Observa-se ainda que as políticas de controle do tabaco se preocupam com a divulgação de informações sobre malefícios do fumo, mas não orientam para um uso menos danoso da substância. Pode-se questionar a não inclusão de mensagens voltadas para a redução de danos, considerando a existência de pessoas que não conseguem ou não desejam parar de fumar. Há, aí, a noção generalizada de que não existe redução de danos para o consumo de tabaco, restringindo o alcance de políticas públicas ligadas diretamente à prevenção terciária e à promoção de saúde. A noção centrada na abstinência não é o único caminho, pois não considera distintos modos de uso.

Nesse caso, as orientações poderiam incluir a redução do consumo diário e diminuição do número e profundidade de tragadas, pois o risco dos fumantes é proporcional à intensidade da inalação. Também se deve evitar manter o cigarro na boca entre as tragadas, não reacender aqueles que já foram apagados e dispensar o último terço do cigarro, pois a concentração de alcatrão e nicotina aumenta progressivamente durante o consumo, atingindo níveis altos na última terça parte (Rosemberg, 1987).

Outra estratégia para redução de danos tem sido estruturada em torno dos cigarros eletrônicos. Embora seu comécio, importação e propaganda estejam proibidos desde 2009, pela resolucão n.46 da Agência Nacional de Vigilância Sanitária, pesquisas têm indicado que esses dispositivos podem causar menos malefícios à saúde se comparados aos cigarros combustíveis, além de apresentar eficácia igual ou superior às terapias de reposição de nicotina, quando utilizados em contextos de cuidado (Barreto, 2018). Para refletir sobre a redução de danos como paradigma orientador da política de drogas, recorre-se à literatura socioantropológica, que traz importantes considerações:

Partimos do posicionamento de que a abordagem mais indicada para a questão das drogas seja aquela que prioriza a redução dos danos decorrentes desse uso que acreditamos ser inevitável para a maioria das pessoas. Entendemos que o bom senso dita que a redução dos danos, concebidos de forma ampla, incluindo aspectos sociais, culturais, políticos econômicos e sanitários, deva ser o objetivo principal a ser atingido por uma política sobre drogas. Cremos que os controles da oferta e do consumo devam ser concebidos somente como possíveis estratégias pontuais, a ser aplicados nos casos em que seja demonstrada de maneira científica a real necessidade de se restringir dessa forma a liberdade do conjunto dos membros da sociedade (MacRae, Gorgulho, set.-out. 2003, p.372).

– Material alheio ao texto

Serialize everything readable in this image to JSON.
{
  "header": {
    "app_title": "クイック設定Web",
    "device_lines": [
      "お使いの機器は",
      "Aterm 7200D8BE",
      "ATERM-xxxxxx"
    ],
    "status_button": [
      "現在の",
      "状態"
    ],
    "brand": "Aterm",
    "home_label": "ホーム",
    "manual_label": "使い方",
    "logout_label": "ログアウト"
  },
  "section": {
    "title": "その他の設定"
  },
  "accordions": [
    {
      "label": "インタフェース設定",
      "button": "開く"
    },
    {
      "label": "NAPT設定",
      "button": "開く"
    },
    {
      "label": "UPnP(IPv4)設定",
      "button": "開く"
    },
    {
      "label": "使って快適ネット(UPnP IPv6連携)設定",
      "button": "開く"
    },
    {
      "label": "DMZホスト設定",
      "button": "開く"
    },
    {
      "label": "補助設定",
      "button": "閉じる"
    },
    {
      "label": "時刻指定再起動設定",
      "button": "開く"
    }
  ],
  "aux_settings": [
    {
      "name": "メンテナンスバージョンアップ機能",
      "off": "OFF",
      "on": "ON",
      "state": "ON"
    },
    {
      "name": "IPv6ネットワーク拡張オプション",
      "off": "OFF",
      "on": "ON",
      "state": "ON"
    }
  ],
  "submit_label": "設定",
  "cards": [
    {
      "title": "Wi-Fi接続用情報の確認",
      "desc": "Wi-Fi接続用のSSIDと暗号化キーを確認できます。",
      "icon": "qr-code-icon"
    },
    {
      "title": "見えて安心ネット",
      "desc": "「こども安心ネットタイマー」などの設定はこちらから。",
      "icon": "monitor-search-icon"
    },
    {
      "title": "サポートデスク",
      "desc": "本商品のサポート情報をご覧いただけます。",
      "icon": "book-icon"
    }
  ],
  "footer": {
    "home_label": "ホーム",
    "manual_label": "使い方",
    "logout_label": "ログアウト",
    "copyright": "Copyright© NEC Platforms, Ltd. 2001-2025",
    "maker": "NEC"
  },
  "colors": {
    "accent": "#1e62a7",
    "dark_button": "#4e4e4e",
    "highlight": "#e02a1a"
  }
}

Ressalta-se que o afastamento de perspectivas puramente biomédicas para compreensão do fenômeno das drogas também tem sido pontuado por outros pesquisadores. Após estudo com usuários de heroína, o médico estadunidense Norman Zinberg (1984) afirmou que a relação da pessoa com a droga pode variar de acordo com o efeito farmacológico da substância, bem como o contexto físico e social, além da atitude e personalidade do sujeito que faz uso, lançando uma importante teoria de base biopsicossocial para compreensão dos motivos envolvidos no uso de drogas e no modo como afetam seus consumidores.

Em uma pesquisa com usuários de maconha, o sociólogo estadunidense Howard Becker (1973) abordou os controles sociais e suas influências no consumo de substâncias psicoativas. Em sua tese de doutorado sobre usuários de heroína e cocaína em Roterdã, o psicólogo holandês Jean Paul Grund (1993) considerou a disponibilidade da droga e a estrutura de vida como determinantes essenciais nos processos de autorregulação do uso de drogas. Os cientistas sociais franceses Castel e Coppel (1991) afirmaram que os controles societais e as políticas públicas de Estado são insuficientes no processo de disciplinarização do consumo de psicoativos devido a suas construções parciais, que desconsideram a totalidade dos fenômenos e os relacionam apenas à psicopatologia.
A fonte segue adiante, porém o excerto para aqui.